The study of yeast in a brewing context is a relatively new thing. “The timeline for us even knowing that yeast even existed in alcoholic beverages is not that long,” said McKinnon, “compared to the 2000+ years we’ve been using yeast to ferment things.”
It was Dr. Emil Christian Hansen, working at Carlsberg Laboratories in Copenhagen, Denmark, who was the first to purify yeast in 1883. This discovery put an end to “beer sickness,” or contaminated beer from unwanted bacteria, a result of unpredictability in brewing.
Dr. Hansen was the first to postulate that it was in fact microorganisms that caused wine and beer to ferment. Prior to Dr. Hansen’s work at Carlsberg, brewers didn’t know that yeast was an organism that they needed to keep alive.

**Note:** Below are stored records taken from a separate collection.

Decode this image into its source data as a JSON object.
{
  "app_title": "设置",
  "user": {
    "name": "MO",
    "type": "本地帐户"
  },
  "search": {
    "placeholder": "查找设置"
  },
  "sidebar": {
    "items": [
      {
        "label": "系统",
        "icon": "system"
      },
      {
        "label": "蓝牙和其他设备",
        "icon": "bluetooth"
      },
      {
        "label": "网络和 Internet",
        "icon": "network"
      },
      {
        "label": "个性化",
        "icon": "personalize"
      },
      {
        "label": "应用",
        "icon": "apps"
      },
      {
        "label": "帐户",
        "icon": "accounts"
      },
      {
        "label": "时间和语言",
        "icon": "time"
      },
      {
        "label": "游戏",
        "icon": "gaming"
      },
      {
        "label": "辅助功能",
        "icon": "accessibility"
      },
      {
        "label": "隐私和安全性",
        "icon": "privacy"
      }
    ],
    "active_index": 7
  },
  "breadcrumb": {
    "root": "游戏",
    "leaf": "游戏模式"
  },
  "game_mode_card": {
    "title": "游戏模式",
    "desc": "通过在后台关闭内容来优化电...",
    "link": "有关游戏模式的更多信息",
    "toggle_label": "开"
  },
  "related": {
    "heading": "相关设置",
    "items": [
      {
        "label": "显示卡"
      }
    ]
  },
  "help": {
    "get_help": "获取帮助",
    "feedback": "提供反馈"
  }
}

Needless to say, to this day yeast requires a lot of TLC: “We as brewers have to give yeast a good home to maintain its health and integrity,” said O’Hara. “This means keeping things clean, and fostering a nutrient-rich environment for yeast to do its thing.”
“Some of the yeast strains we’re using in our beer have been cultivated for hundreds of years,” said McKinnon. “It has taken people caring for these yeasts and keep them going generation after generation that has allowed us to use them.”

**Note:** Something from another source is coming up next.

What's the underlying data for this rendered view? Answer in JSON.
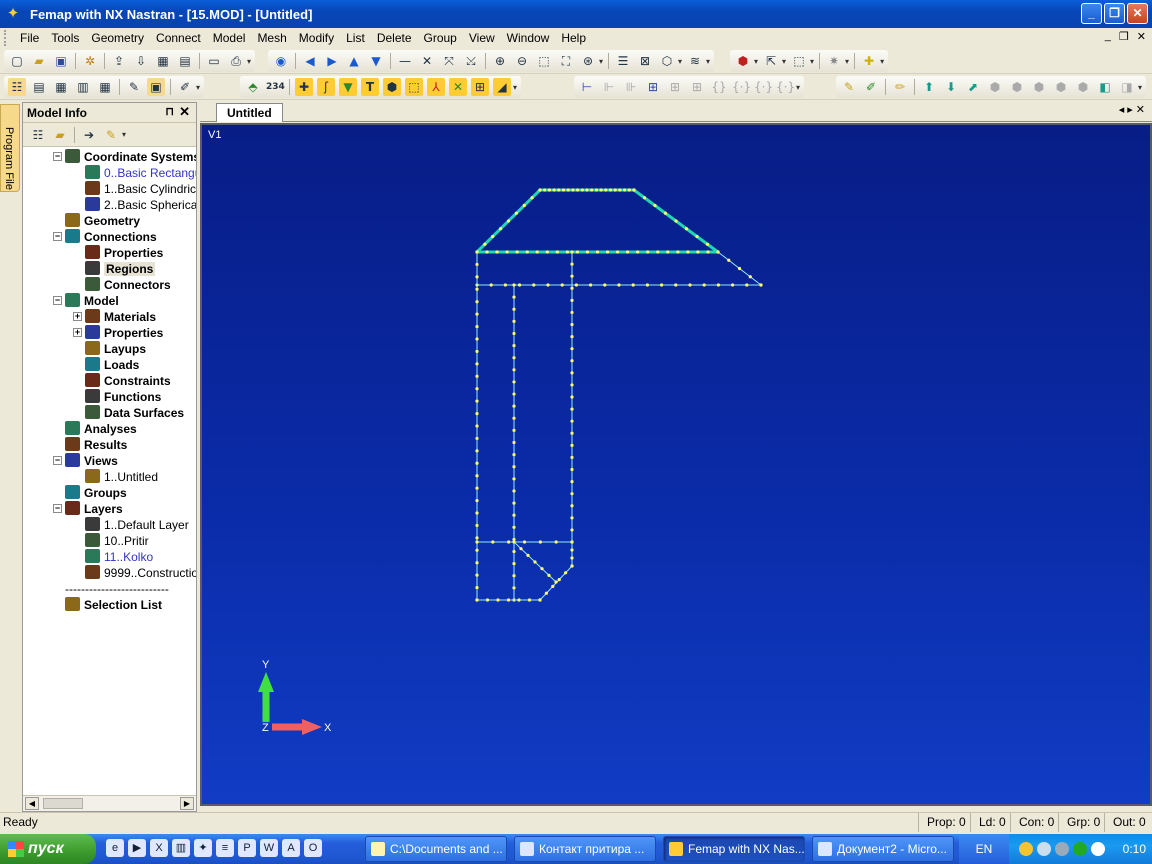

Lager strains today can cope with cooler temperatures because of the practice in Germany (Middle Ages through 1800s) of only brewing during colder months to avoid the contamination risks of brewing during summer; then having lagering (cold aging) take place underground in beer cellars.
“If the last German lager yeast disappears, for example, it is extinct,” he continued. “It is really cool to think that we’re using something that people have been using for thousands of years and keeping alive.”
McKinnon: “If you want to up your homebrewing game from mediocre to something you’re super proud of, don’t just take the yeast packet. Seek out other yeast strains and try them out. They have a huge impact. You’ll find ones that work well for you in the styles of beer you like to make, and you’ll find ones that don’t. If you can find liquid yeast that’s probably better than freeze-dried yeast.”
Recap
The next time I’m around the kitchen table with friends and the conversation gravitates to beer — as it often does — thanks to these informative and fascinating conversations with Matthew, Alex and Angus, I’ll be able to delve a little deeper into the science of beer: from fermentation to yeast flavours and aromas, and everything in between. After all, the employee that works 24 hours a day deserves a little credit.